In the last financial year almost half of the 33 boroughs said they were looking to make changes to their “council tax reduction schemes” as they desperately try to plug spending gaps amid financial challenges.
These included Chancellor Rachel Reeves’ hike in the amount of National Insurance paid by employers, and an inflation-busting hike in the London living wage.
Elizabeth Campbell, leader of Kensington and Chelsea Council, said: “We are facing cuts of £82 million because of the Government’s fair funding review. It is our biggest budget challenge yet and it means very tough decisions ahead.
“We will continue to ask Government to change the funding formula to acknowledge the unique pressures that London councils face, like the cost of housing and a population that doubles during the daytime.
“But we won’t get our Government funding confirmed until late December, so we have no choice but to prepare for the worst.
“It is inevitable that services will have to change and taxes will rise, but exactly how and by how much is still on the table. We will be consulting on our budget proposals from November 13, and that is the opportunity for residents to have their say on what matters to them.”
It comes amid warnings that the capital’s town halls will collectively be £4.7 billion short of covering the costs of providing services by 2029, resulting in “inevitable” cuts and council tax rises.
The rocketing price of housing homeless families, increasing social care bills and planned reforms to council funding are pushing many boroughs to the brink, London Councils warned earlier this month.
The cross-party group said a growing number of councils in the capital will require emergency borrowing from central Government to avoid issuing Section 114 notices and effectively declaring bankruptcy.

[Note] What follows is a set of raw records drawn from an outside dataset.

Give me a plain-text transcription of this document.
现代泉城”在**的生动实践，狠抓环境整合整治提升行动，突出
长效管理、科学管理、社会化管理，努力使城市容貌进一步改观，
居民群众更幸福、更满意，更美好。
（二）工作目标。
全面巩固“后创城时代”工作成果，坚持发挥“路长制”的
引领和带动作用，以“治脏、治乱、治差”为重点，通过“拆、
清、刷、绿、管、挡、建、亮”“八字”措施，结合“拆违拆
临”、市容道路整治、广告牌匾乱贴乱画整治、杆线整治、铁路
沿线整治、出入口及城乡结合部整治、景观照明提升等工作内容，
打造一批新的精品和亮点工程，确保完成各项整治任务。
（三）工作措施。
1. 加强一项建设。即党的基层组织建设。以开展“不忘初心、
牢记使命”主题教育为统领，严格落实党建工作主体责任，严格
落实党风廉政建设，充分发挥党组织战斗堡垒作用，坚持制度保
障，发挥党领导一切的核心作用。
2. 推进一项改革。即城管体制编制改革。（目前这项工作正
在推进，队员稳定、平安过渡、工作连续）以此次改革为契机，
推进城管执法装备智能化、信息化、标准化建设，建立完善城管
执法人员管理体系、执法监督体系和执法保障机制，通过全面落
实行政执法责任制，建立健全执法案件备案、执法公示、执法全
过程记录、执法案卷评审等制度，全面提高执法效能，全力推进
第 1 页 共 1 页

It predicts that the plans set out in the Labour’s Fair Funding Review 2.0 would significantly reduce London’s collective share of cash from central Government.
This year a record seven London boroughs – Lambeth, Newham, Havering, Croydon, Enfield, Barnet and Haringey - required emergency Government bailouts to stay afloat as the funding gap jumped to £1 billion.
London Councils’ analysis, based on a survey of all 33 London local authorities organised by the Society of London Treasurers, suggests this could rise to 17 boroughs by 2028.